Objective: To investigate the method of establishing damaged endometrial stromal cells (ESC) model in vitro.
Methods: (1) From June to December 2011 ESC from normal endometrim at proliferation phase (n = 8) and secretory phase (n = 8) were isolated, cultured and identified in vitro. (2) ESC was treated with different concentrations of mifepristone or withdrawal of mifepristone at different time point. The proliferation inhibition percent was measured by cell counting kit-8 (CCK-8). (3) 0 µmol/L(control group)and 60 µmol/L (experimental group) concentration of mifepristone was added into ESC for 48 hours, then withdrew of mifepristone, continued to be cultured for 48 hours. The morphological changes were observed and apoptosis of ESC in different menstrual cycle were detected by flow cytometry. The mRNA and protein level of vascular endothelial growth factor (VEGF), caspase-3, 8, and 9 were determined by one-step quantitative real-time PCR (Q-PCR) and western blot.

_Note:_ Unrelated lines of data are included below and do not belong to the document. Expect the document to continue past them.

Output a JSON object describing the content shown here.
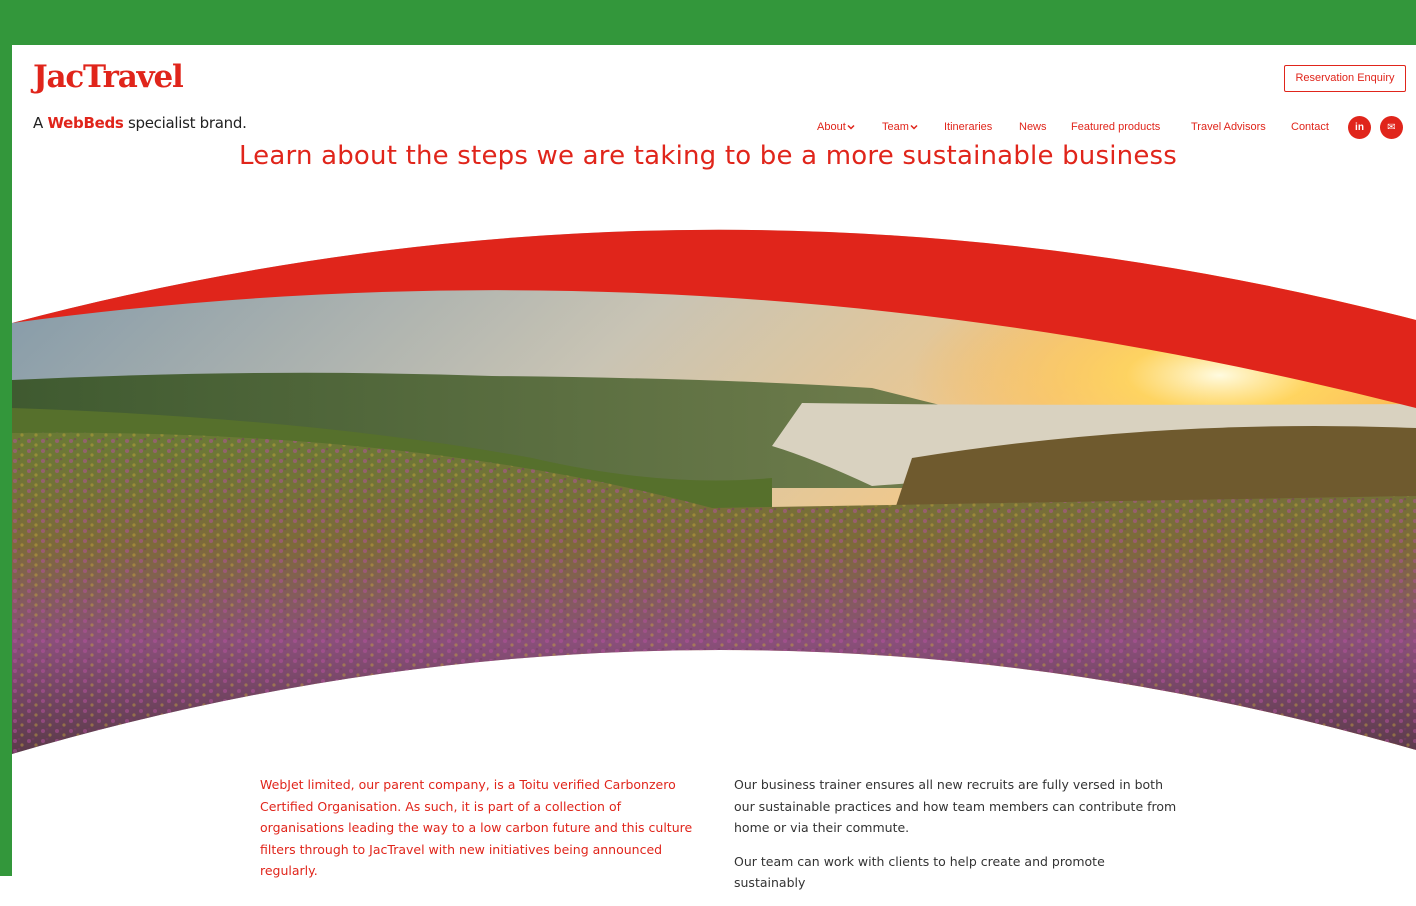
{
  "brand": {
    "logo_text": "JacTravel",
    "tagline_prefix": "A",
    "tagline_brand": "WebBeds",
    "tagline_suffix": "specialist brand."
  },
  "header": {
    "reservation_button": "Reservation Enquiry",
    "nav": [
      {
        "label": "About",
        "has_dropdown": true
      },
      {
        "label": "Team",
        "has_dropdown": true
      },
      {
        "label": "Itineraries",
        "has_dropdown": false
      },
      {
        "label": "News",
        "has_dropdown": false
      },
      {
        "label": "Featured products",
        "has_dropdown": false
      },
      {
        "label": "Travel Advisors",
        "has_dropdown": false
      },
      {
        "label": "Contact",
        "has_dropdown": false
      }
    ],
    "social": [
      {
        "icon": "linkedin-icon",
        "glyph": "in"
      },
      {
        "icon": "email-icon",
        "glyph": "✉"
      }
    ]
  },
  "hero": {
    "headline": "Learn about the steps we are taking to be a more sustainable business",
    "image": "moorland-sunset-landscape"
  },
  "content": {
    "left_paragraphs": [
      "WebJet limited, our parent company, is a Toitu verified Carbonzero Certified Organisation. As such, it is part of a collection of organisations leading the way to a low carbon future and this culture filters through to JacTravel with new initiatives being announced regularly."
    ],
    "right_paragraphs": [
      "Our business trainer ensures all new recruits are fully versed in both our sustainable practices and how team members can contribute from home or via their commute.",
      "Our team can work with clients to help create and promote sustainably"
    ]
  },
  "colors": {
    "brand_red": "#e0251b",
    "frame_green": "#33973b",
    "text_dark": "#333333"
  }
}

Results: (1) ESC from 16 specimens of endometrium were all isolated and cultured successfully. (2) The proliferation inhibition rate of ESC was correlated with concentration and duration of mifepristone positively. The proliferation of ESC could be recovered at a range of time after withdrawal of mifepristone. However, when the concentration of mifepristone was 100 µmol/L, the growth of ESC recovered very hardly. (3) The damaged ESC spacing increased, the spindle shape and vacuolization in the cytoplasm were observed in experimental group; the rate of apoptosis of these damaged cells was significantly increased compared with control groups, which were (52 ± 12)% vs. (13 ± 5)% at the proliferative phase and (53 ± 6)% vs. (32 ± 3)% at the secretory phase (all P < 0.05). The relative mRNA level of VEGF was 0.52 ± 0.12 in experimental group and 1.00 ± 0.17 in control group at proliferation phase (P < 0.05). And the relative mRNA level of VEGF was 0.19 ± 0.03 in experimental group and 0.81 ± 0.07 in control group at secretory phase (P < 0.05). The relative level of VEGF protein in the experimental group were both decreased 1.98 and 2.79 folds at the proliferation phase and the secretory phase when compared with those in control group, respectively (P < 0.05). While the relative levels of caspase-3, 8, 9 mRNA were 5.62 ± 0.65, 5.41 ± 0.53, 7.22 ± 0.51 in the experimental group and 1.00 ± 0.44, 1.00 ± 0.21, 1.00 ± 0.32 in control group at the proliferative phase. In the mean time, the relative levels of caspase-3, 8, 9 mRNA were 10.22 ± 0.72, 25.3 ± 1.72, 9.48 ± 1.89 in experimental group and 1.42 ± 0.14, 1.14 ± 0.28, 1.16 ± 0.12 in control group at the secretory phase, respectively (P < 0.05). Compared with the control group, the levels of caspase protein in the experimental group were increased 2.04 and 1.60 folds in caspase-3, 4.23 and 1.49 folds in caspase-8, 2.65 and 3.5 folds in caspase-9 at the proliferative phase and at the secretory phase, respectively (P < 0.05).
Conclusion: The damaged model of ESC can be established after 48 hours by the withdrawal of 60 µmol/L mifepristone in treatment of ESC for 48 hours.